The most prominent article, stopping-rachel-from-cardholder-services is pretty clearly in the top half of article size (Z axis). The single largest article, statistical-example-of-fair-lending-disparate-treatment-problem has one of the highest click-through rates and is generally positioned well in searches. The small articles that do well on both CTR and position tend to be very, very specific articles that people are trying to find specifically: bruce-moore
, the author’s contact page, and various articles with links to presentation slides.
Linear Regression of Article Size
The linear regression shown in Figure 3 below indicates that increasing page size and decreasing position improve the CTR, but the adjusted R-squared value of only 0.1181 indicates that this is not a good regression model, and that some other variable is probably much more important to the CTR. Including the query area (general, banking, web and consumer) does not shed much additional light on the situation as shown in Figure 4.
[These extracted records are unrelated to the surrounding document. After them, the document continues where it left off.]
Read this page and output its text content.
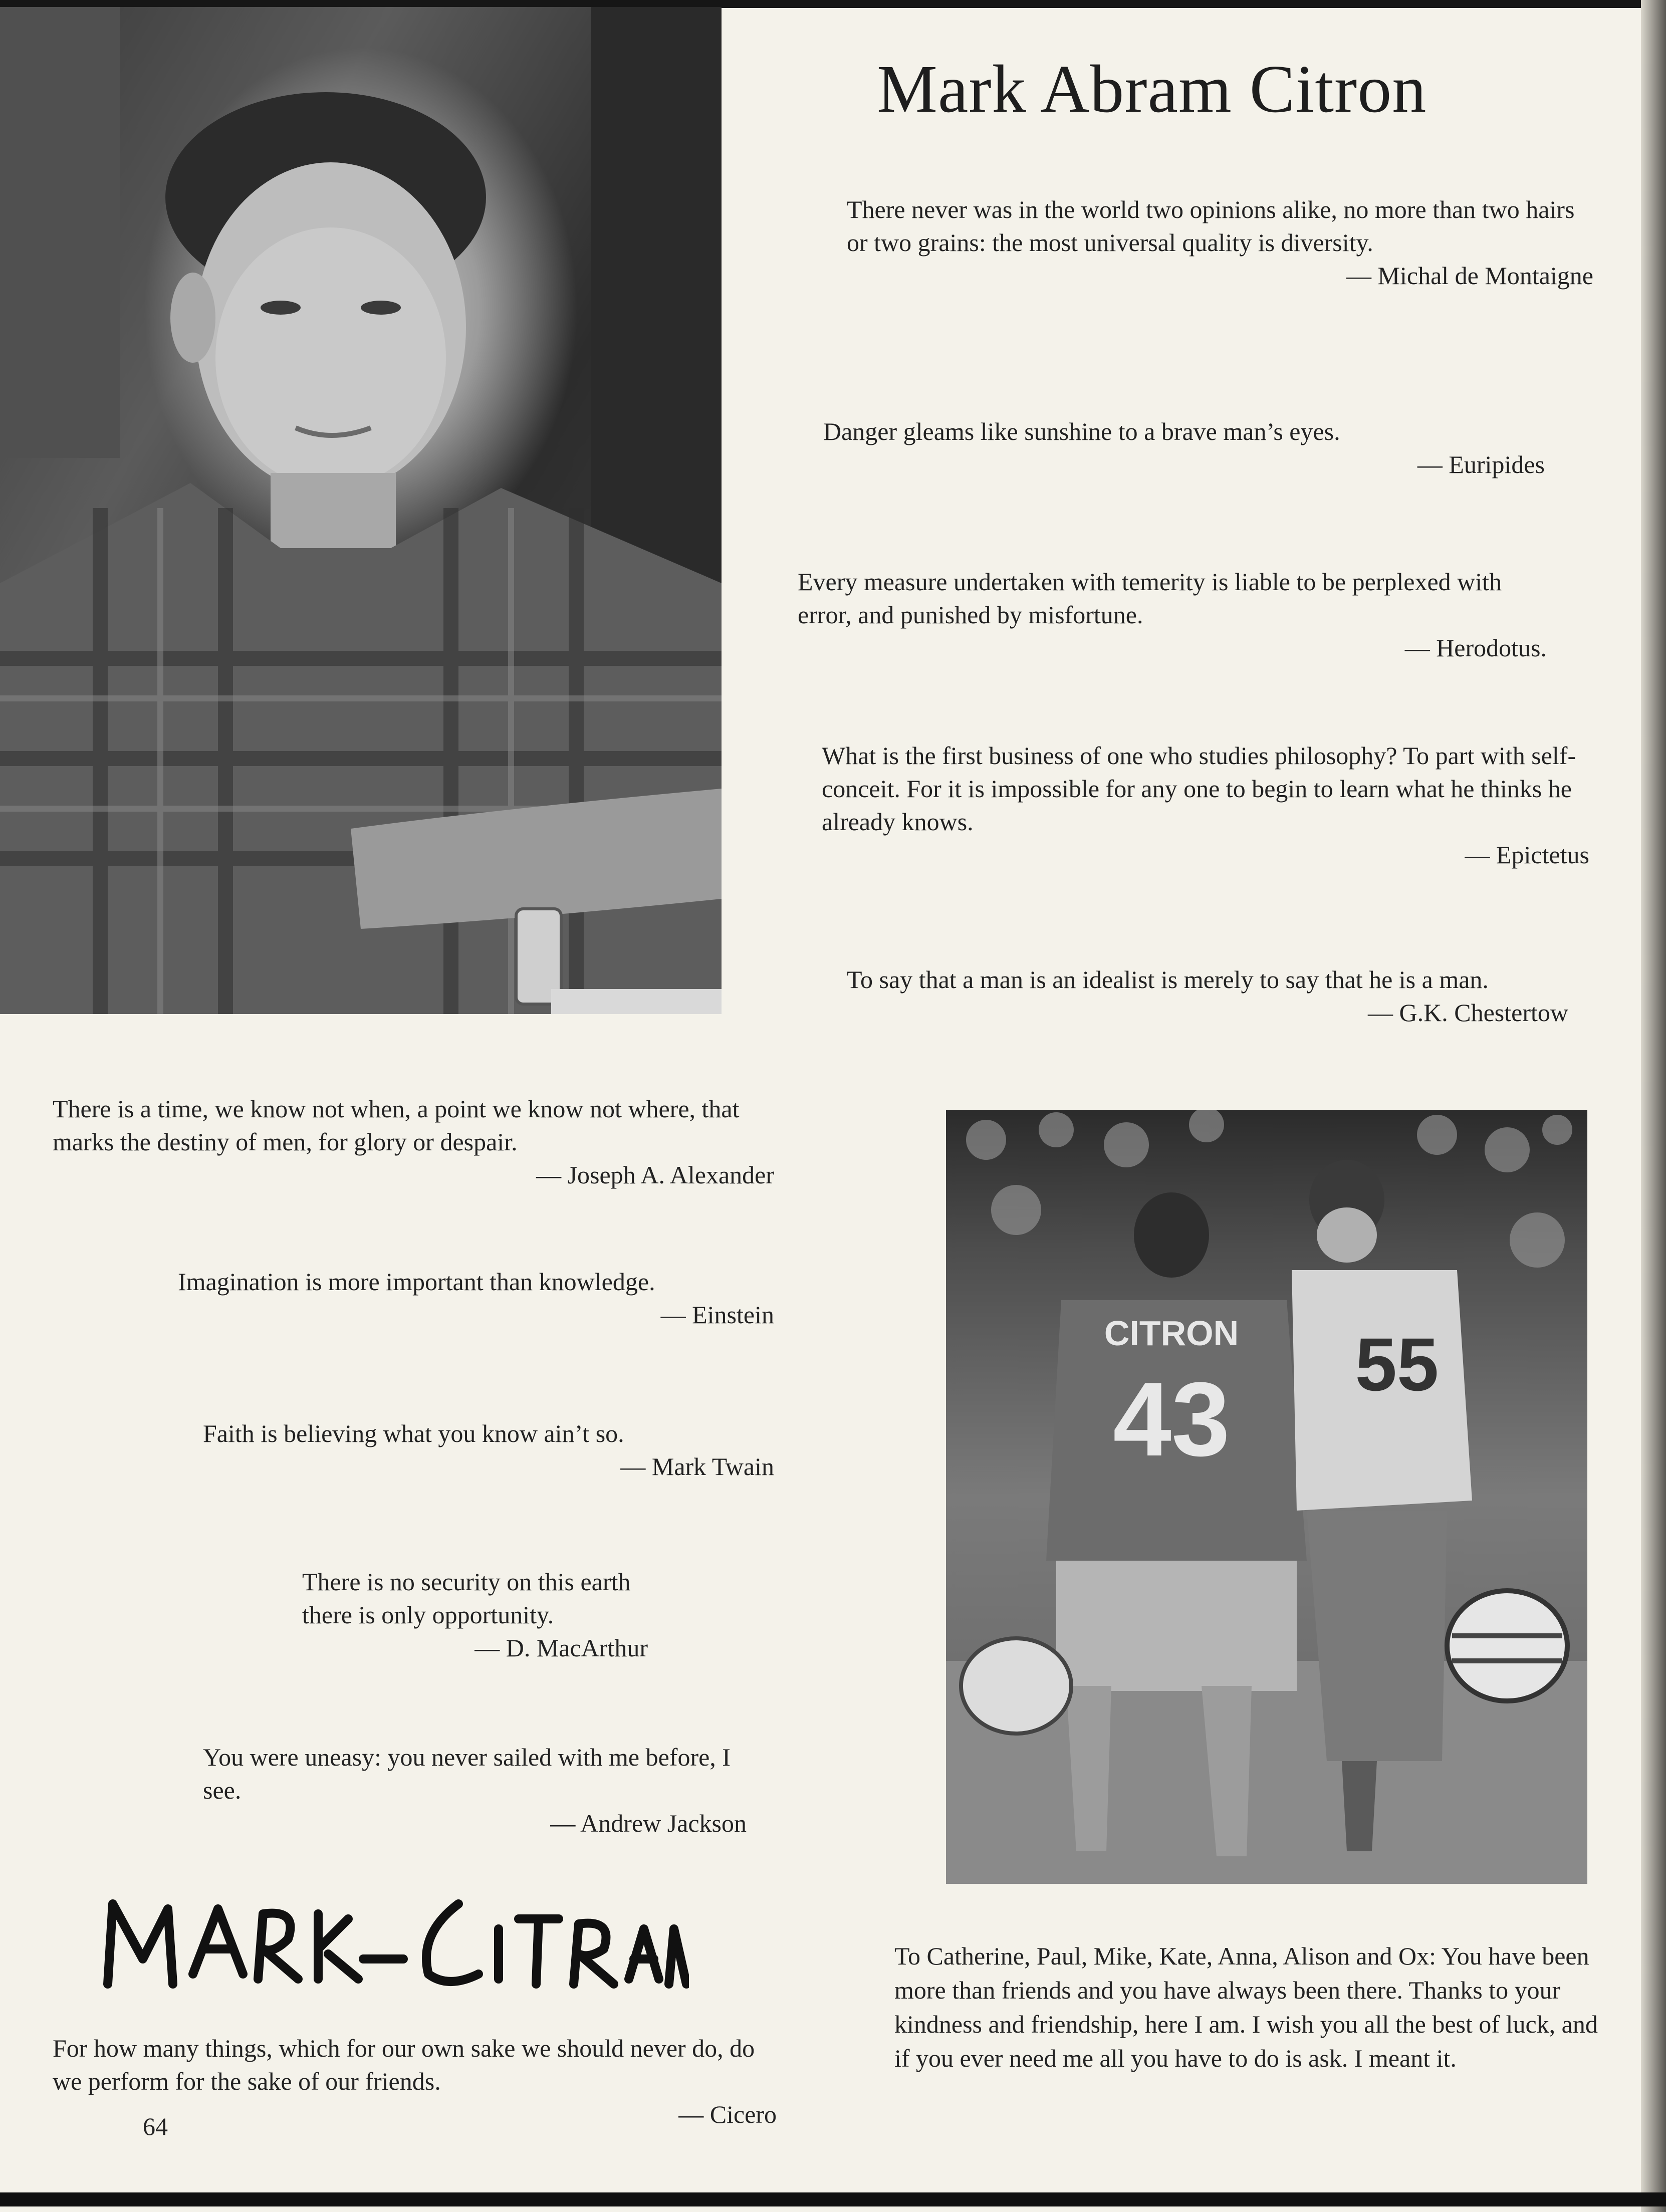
Mark Abram Citron
There never was in the world two opinions alike, no more than two hairs or two grains: the most universal quality is diversity.
— Michal de Montaigne
Danger gleams like sunshine to a brave man’s eyes.
— Euripides
Every measure undertaken with temerity is liable to be perplexed with error, and punished by misfortune.
— Herodotus.
What is the first business of one who studies philosophy? To part with self-conceit. For it is impossible for any one to begin to learn what he thinks he already knows.
— Epictetus
To say that a man is an idealist is merely to say that he is a man.
— G.K. Chestertow
There is a time, we know not when, a point we know not where, that marks the destiny of men, for glory or despair.
— Joseph A. Alexander
Imagination is more important than knowledge.
— Einstein
Faith is believing what you know ain’t so.
— Mark Twain
There is no security on this earth there is only opportunity.
— D. MacArthur
You were uneasy: you never sailed with me before, I see.
— Andrew Jackson
CITRON
43 55
Mark Citron
For how many things, which for our own sake we should never do, do we perform for the sake of our friends.
— Cicero
64
To Catherine, Paul, Mike, Kate, Anna, Alison and Ox: You have been more than friends and you have always been there. Thanks to your kindness and friendship, here I am. I wish you all the best of luck, and if you ever need me all you have to do is ask. I meant it.
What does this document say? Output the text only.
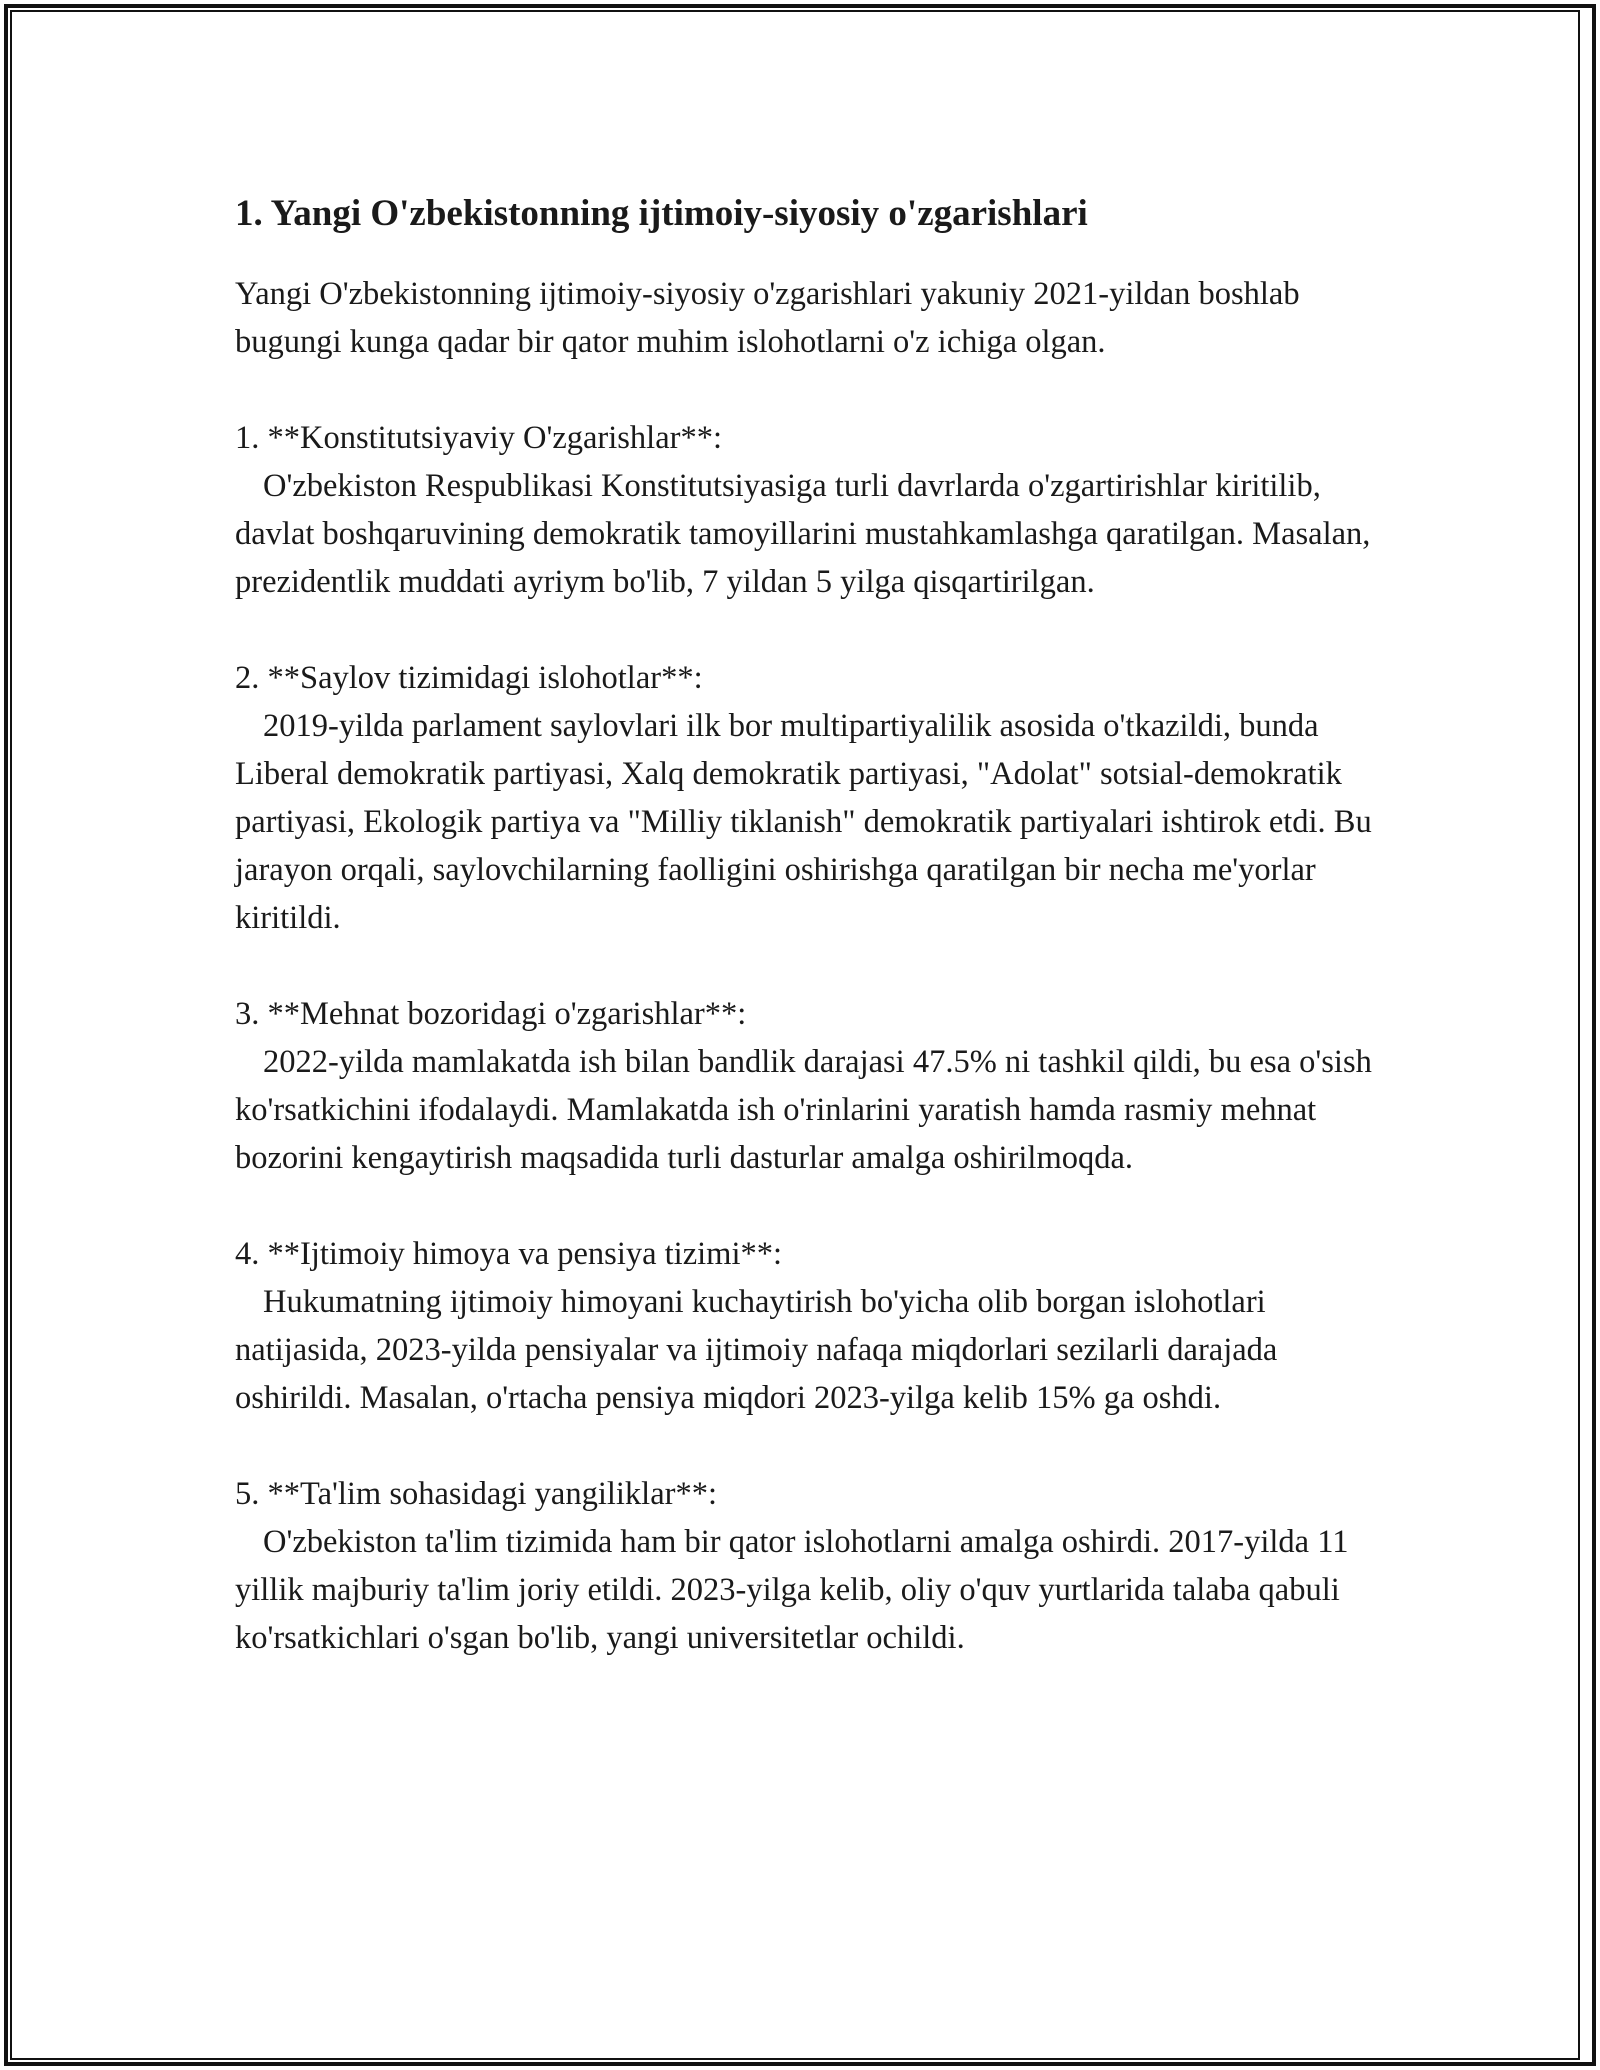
1. Yangi O'zbekistonning ijtimoiy-siyosiy o'zgarishlari

Yangi O'zbekistonning ijtimoiy-siyosiy o'zgarishlari yakuniy 2021-yildan boshlab bugungi kunga qadar bir qator muhim islohotlarni o'z ichiga olgan.

1. **Konstitutsiyaviy O'zgarishlar**:

O'zbekiston Respublikasi Konstitutsiyasiga turli davrlarda o'zgartirishlar kiritilib, davlat boshqaruvining demokratik tamoyillarini mustahkamlashga qaratilgan. Masalan, prezidentlik muddati ayriym bo'lib, 7 yildan 5 yilga qisqartirilgan.

2. **Saylov tizimidagi islohotlar**:

2019-yilda parlament saylovlari ilk bor multipartiyalilik asosida o'tkazildi, bunda Liberal demokratik partiyasi, Xalq demokratik partiyasi, "Adolat" sotsial-demokratik partiyasi, Ekologik partiya va "Milliy tiklanish" demokratik partiyalari ishtirok etdi. Bu jarayon orqali, saylovchilarning faolligini oshirishga qaratilgan bir necha me'yorlar kiritildi.

3. **Mehnat bozoridagi o'zgarishlar**:

2022-yilda mamlakatda ish bilan bandlik darajasi 47.5% ni tashkil qildi, bu esa o'sish ko'rsatkichini ifodalaydi. Mamlakatda ish o'rinlarini yaratish hamda rasmiy mehnat bozorini kengaytirish maqsadida turli dasturlar amalga oshirilmoqda.

4. **Ijtimoiy himoya va pensiya tizimi**:

Hukumatning ijtimoiy himoyani kuchaytirish bo'yicha olib borgan islohotlari natijasida, 2023-yilda pensiyalar va ijtimoiy nafaqa miqdorlari sezilarli darajada oshirildi. Masalan, o'rtacha pensiya miqdori 2023-yilga kelib 15% ga oshdi.

5. **Ta'lim sohasidagi yangiliklar**:

O'zbekiston ta'lim tizimida ham bir qator islohotlarni amalga oshirdi. 2017-yilda 11 yillik majburiy ta'lim joriy etildi. 2023-yilga kelib, oliy o'quv yurtlarida talaba qabuli ko'rsatkichlari o'sgan bo'lib, yangi universitetlar ochildi.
## ## Call: ## lm(formula = CTR ~ Position + pageSize, data = scatterDf) ## ## Residuals: ## Min 1Q Median 3Q Max ## -0.031509 -0.016552 -0.004023 0.012603 0.101812 ## ## Coefficients: ## Estimate Std. Error t value Pr(>|t|) ## (Intercept) 1.400e-02 9.695e-03 1.444 0.1529 ## Position -2.296e-04 1.407e-04 -1.632 0.1069 ## pageSize 4.225e-07 1.743e-07 2.423 0.0178 * ## --- ## Signif. codes: 0 '***' 0.001 '**' 0.01 '*' 0.05 '.' 0.1 ' ' 1 ## ## Residual standard error: 0.0252 on 75 degrees of freedom ## Multiple R-squared: 0.1117, Adjusted R-squared: 0.08799 ## F-statistic: 4.714 on 2 and 75 DF, p-value: 0.01179
## ## Call: ## lm(formula = CTR ~ Position + pageSize + queryArea, data = scatterDf) ## ## Residuals: ## Min 1Q Median 3Q Max ## -0.031381 -0.018114 -0.003975 0.013424 0.105836 ## ## Coefficients: ## Estimate Std. Error t value Pr(>|t|) ## (Intercept) 2.690e-02 1.272e-02 2.115 0.0379 * ## Position -1.837e-04 1.435e-04 -1.280 0.2045 ## pageSize 3.469e-07 1.852e-07 1.873 0.0652 . ## queryAreaConsumer -1.510e-02 1.077e-02 -1.403 0.1650 ## queryAreaGeneral -1.436e-02 8.816e-03 -1.629 0.1078 ## queryAreaWeb -5.934e-03 1.014e-02 -0.585 0.5604 ## --- ## Signif. codes: 0 '***' 0.001 '**' 0.01 '*' 0.05 '.' 0.1 ' ' 1 ## ## Residual standard error: 0.02513 on 72 degrees of freedom ## Multiple R-squared: 0.1516, Adjusted R-squared: 0.09272 ## F-statistic: 2.574 on 5 and 72 DF, p-value: 0.03369
With no additional data elements in the Google Search Console data set, there isn’t much more insight that can be gained from this dataset without doing text mining on both the queries and the article content. Since this series is primarily about visualization, the next article in the series will look at using the globejs
call to visualize geographic data on an interactive globe.
Notes
This article was written in RStudio and uses the threejs
package for all graphics except for the linear regression residual plot. The formula display uses MathJax.